Roma, 21 dicembre 2025 – Gli italiani sono a letto con l’influenza e la temutissima variante K o ‘super flu’, situazione aggravata nel Regno Unito, dove la pressione sui sistemi sanitari è al massimo. Secondo gli esperti, il virus A/H3N2 J.2.4.1, noto come sottoclade K, sta alimentando l’aumento dell’attività influenzale stagionale a livello globale, caratterizzato da un incremento della prevalenza di virus influenzali stagionali A H3N2. In Italia, la nuova variante è già predominante, come indicano i dati della sorveglianza, riporta Attuale.
I sintomi per riconoscere la variante K o ‘super flu’
Molti si interrogano sui sintomi caratteristici per riconoscere la variante K. Il virologo Fabrizio Pregliasco ha chiarito all’Adnkronos Salute: “la vera influenza è sempre uguale. Cambia piuttosto la numerosità dei casi.
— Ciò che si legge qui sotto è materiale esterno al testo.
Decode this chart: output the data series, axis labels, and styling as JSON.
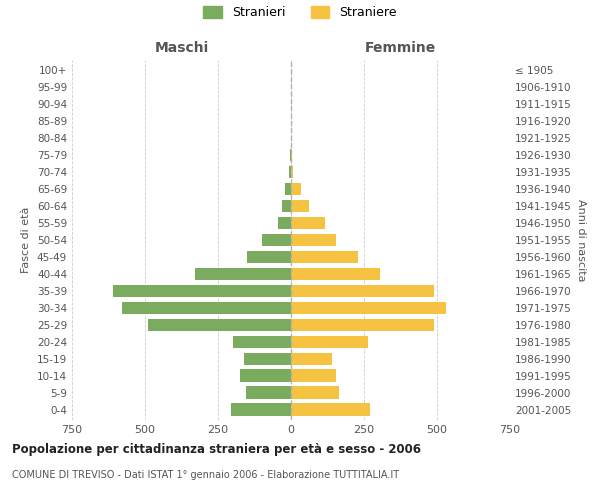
{
  "age_groups": [
    "100+",
    "95-99",
    "90-94",
    "85-89",
    "80-84",
    "75-79",
    "70-74",
    "65-69",
    "60-64",
    "55-59",
    "50-54",
    "45-49",
    "40-44",
    "35-39",
    "30-34",
    "25-29",
    "20-24",
    "15-19",
    "10-14",
    "5-9",
    "0-4"
  ],
  "birth_years": [
    "≤ 1905",
    "1906-1910",
    "1911-1915",
    "1916-1920",
    "1921-1925",
    "1926-1930",
    "1931-1935",
    "1936-1940",
    "1941-1945",
    "1946-1950",
    "1951-1955",
    "1956-1960",
    "1961-1965",
    "1966-1970",
    "1971-1975",
    "1976-1980",
    "1981-1985",
    "1986-1990",
    "1991-1995",
    "1996-2000",
    "2001-2005"
  ],
  "maschi": [
    0,
    0,
    0,
    0,
    0,
    5,
    8,
    20,
    30,
    45,
    100,
    150,
    330,
    610,
    580,
    490,
    200,
    160,
    175,
    155,
    205
  ],
  "femmine": [
    0,
    0,
    0,
    0,
    0,
    5,
    8,
    35,
    60,
    115,
    155,
    230,
    305,
    490,
    530,
    490,
    265,
    140,
    155,
    165,
    270
  ],
  "male_color": "#7aab5e",
  "female_color": "#f5c242",
  "xlim": 750,
  "background_color": "#ffffff",
  "grid_color": "#cccccc",
  "title": "Popolazione per cittadinanza straniera per età e sesso - 2006",
  "subtitle": "COMUNE DI TREVISO - Dati ISTAT 1° gennaio 2006 - Elaborazione TUTTITALIA.IT",
  "legend_stranieri": "Stranieri",
  "legend_straniere": "Straniere",
  "xlabel_left": "Maschi",
  "xlabel_right": "Femmine",
  "ylabel_left": "Fasce di età",
  "ylabel_right": "Anni di nascita"
}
La variante K ha 7 mutazioni che rendono la sua emoagglutinina più immunoevasiva”. Anche gli esperti britannici, i primi a lanciare l’allerta, evidenziano che, grazie a queste mutazioni, il patogeno riesce a eludere il sistema immunitario, aumentandone la capacità di circolazione. Tuttavia, le autorità sanitarie concordano sul fatto che attualmente non ci siano segni di maggiore gravità nelle manifestazioni cliniche di questo virus. Se “gli anticorpi non lo riconoscono” con la stessa efficienza, il risultato è chiaro: “Tanti casi, e quindi tanti casi gravi o impegnativi”, ha spiegato Pregliasco.
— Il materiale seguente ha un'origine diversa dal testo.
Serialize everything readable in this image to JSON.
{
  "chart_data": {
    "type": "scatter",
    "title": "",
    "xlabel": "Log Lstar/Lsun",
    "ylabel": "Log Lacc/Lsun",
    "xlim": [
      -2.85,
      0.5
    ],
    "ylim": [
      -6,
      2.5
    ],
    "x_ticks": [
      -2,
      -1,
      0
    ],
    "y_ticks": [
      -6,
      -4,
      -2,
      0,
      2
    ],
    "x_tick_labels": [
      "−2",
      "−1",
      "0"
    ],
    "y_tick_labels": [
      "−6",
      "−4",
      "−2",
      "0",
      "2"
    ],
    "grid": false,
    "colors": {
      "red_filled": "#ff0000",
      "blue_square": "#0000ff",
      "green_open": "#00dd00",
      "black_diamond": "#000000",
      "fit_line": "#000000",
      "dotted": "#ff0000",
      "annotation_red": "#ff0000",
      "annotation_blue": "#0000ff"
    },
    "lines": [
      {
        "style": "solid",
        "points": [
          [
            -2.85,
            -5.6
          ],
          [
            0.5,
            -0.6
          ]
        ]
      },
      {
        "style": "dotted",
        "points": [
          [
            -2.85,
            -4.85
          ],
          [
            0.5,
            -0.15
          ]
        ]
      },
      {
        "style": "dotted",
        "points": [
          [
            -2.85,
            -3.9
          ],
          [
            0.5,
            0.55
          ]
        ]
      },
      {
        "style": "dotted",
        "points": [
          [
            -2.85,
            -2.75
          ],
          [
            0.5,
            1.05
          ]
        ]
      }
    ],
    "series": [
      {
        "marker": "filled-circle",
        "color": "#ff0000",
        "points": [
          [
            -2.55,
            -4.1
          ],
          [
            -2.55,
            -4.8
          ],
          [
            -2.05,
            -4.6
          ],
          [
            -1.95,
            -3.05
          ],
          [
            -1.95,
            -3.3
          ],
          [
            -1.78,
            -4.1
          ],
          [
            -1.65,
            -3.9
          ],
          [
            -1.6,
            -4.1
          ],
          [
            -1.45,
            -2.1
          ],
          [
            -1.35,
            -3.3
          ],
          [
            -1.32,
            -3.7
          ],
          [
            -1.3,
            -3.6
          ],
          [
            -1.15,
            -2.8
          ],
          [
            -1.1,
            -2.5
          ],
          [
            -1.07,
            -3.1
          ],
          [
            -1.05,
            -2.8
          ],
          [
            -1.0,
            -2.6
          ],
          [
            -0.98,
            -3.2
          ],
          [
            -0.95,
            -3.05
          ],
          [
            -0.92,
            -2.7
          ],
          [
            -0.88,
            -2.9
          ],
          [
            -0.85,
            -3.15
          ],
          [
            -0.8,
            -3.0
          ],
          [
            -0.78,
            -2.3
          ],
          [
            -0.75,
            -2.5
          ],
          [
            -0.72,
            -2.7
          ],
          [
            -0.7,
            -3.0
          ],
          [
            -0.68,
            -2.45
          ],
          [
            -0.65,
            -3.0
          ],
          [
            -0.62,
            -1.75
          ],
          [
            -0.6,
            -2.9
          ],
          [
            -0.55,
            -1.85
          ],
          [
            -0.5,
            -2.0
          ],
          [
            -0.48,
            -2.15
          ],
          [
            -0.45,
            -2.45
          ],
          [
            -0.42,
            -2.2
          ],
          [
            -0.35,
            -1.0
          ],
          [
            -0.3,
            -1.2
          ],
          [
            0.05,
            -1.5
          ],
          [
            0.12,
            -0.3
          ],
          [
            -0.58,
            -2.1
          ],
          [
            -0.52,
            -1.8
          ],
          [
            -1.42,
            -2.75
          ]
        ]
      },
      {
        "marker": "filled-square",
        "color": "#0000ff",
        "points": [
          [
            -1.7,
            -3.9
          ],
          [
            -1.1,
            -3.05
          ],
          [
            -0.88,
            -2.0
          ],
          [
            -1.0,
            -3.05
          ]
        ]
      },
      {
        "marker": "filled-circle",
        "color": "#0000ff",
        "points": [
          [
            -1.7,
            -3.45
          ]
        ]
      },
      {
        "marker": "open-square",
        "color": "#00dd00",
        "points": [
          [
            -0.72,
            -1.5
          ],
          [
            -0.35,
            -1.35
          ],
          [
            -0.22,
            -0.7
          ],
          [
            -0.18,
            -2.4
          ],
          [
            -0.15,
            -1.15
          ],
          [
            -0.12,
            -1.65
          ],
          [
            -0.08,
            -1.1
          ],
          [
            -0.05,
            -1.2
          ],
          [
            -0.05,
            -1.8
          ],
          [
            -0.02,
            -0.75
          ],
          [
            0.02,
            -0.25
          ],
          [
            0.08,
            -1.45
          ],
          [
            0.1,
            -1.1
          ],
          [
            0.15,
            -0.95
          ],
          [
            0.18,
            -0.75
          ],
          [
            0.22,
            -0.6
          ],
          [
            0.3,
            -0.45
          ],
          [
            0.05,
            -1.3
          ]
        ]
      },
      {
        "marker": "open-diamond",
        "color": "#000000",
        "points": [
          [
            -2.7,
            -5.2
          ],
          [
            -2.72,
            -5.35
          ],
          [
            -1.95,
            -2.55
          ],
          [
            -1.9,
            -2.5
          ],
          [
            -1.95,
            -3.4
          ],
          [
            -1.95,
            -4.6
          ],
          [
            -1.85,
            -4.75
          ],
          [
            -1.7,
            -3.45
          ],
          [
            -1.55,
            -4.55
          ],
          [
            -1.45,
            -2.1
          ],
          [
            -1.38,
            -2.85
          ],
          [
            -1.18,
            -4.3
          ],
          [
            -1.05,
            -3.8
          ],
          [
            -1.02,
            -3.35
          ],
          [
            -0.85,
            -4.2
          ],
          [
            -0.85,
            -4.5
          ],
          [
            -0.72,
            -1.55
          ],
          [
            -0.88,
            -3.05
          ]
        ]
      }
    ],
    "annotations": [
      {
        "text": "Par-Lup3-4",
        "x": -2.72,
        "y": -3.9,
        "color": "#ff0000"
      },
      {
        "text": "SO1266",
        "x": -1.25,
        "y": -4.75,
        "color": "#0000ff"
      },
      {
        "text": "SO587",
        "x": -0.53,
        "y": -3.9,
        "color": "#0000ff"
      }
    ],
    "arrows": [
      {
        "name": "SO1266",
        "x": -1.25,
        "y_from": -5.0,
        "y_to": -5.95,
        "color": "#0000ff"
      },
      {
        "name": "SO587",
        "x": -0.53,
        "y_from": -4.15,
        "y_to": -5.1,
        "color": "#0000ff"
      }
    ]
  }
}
Prendendo in considerazione questo, nonostante si tratti di una nuova variante, l’H3N2 si presenta come la tipica influenza: febbre, tosse, mal di gola, dolori muscolari, stanchezza e talvolta disturbi gastrointestinali, come confermato da un medico di base britannico, Nisa Aslam, in un focus sul ‘Telegraph’.
Le ‘spie rosse’
Le ‘spie rosse’ da monitorare per capire se si è contratto l’influenza stagionale rimangono sempre le stesse tre: “Inizio brusco e improvviso della febbre”, sopra i 38°C, indica Pregliasco, “almeno un sintomo respiratorio” come naso chiuso o che cola, tosse, gola infiammata, “e almeno un sintomo sistemico”, quali dolori muscolari o articolari e stanchezza, spossatezza marcata.
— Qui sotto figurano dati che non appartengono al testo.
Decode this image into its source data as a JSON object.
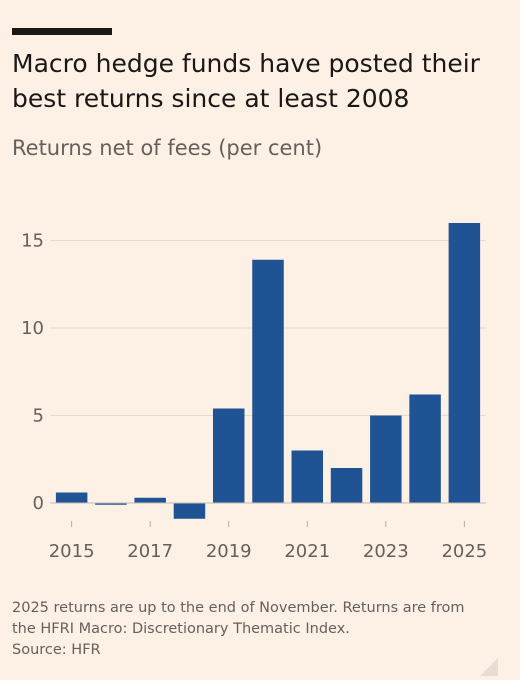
{
  "title_line1": "Macro hedge funds have posted their",
  "title_line2": "best returns since at least 2008",
  "subtitle": "Returns net of fees (per cent)",
  "chart_data": {
    "type": "bar",
    "title": "Macro hedge funds have posted their best returns since at least 2008",
    "subtitle": "Returns net of fees (per cent)",
    "categories": [
      "2015",
      "2016",
      "2017",
      "2018",
      "2019",
      "2020",
      "2021",
      "2022",
      "2023",
      "2024",
      "2025"
    ],
    "values": [
      0.6,
      -0.1,
      0.3,
      -0.9,
      5.4,
      13.9,
      3.0,
      2.0,
      5.0,
      6.2,
      16.0
    ],
    "x_tick_labels": [
      "2015",
      "2017",
      "2019",
      "2021",
      "2023",
      "2025"
    ],
    "y_ticks": [
      0,
      5,
      10,
      15
    ],
    "ylim": [
      -1,
      16.5
    ],
    "bar_color": "#1f5393",
    "grid": true,
    "xlabel": "",
    "ylabel": ""
  },
  "note_line1": "2025 returns are up to the end of November. Returns are from",
  "note_line2": "the HFRI Macro: Discretionary Thematic Index.",
  "source": "Source: HFR",
  "colors": {
    "background": "#fdf1e6",
    "bar": "#1f5393",
    "grid": "#e6d9ce",
    "text": "#1a1716",
    "muted": "#66605c"
  }
}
Pregliasco: “Il picco dopo le feste”
“Negli ultimi 7 giorni monitorati abbiamo avuto più di 800 mila casi” di infezioni respiratorie acute e la curva continuerà a salire. Con l’andamento attuale, “nella settimana clou del Natale potremmo arrivare a superare il milione” di casi. Così si è espresso il virologo Fabrizio Pregliasco all’Adnkronos Salute, commentando l’incremento dell’attività dei virus respiratori registrato in Italia, come segnalato dall’ultimo bollettino della rete di sorveglianza nazionale RespiVirNet. Il Paese è ancora in una fase di crescita, con una particolare incidenza tra i più giovani, 0-4 anni e 5-14, segno di un aumento dell’epidemia. “Le feste saranno un elemento facilitante”, ha sottolineato l’esperto, citando i “viaggi, i baci e abbracci” durante le vacanze. Al termine delle festività e con la riapertura delle scuole, ci si aspetta un ulteriore incremento, con un picco stimato poco dopo il periodo festivo.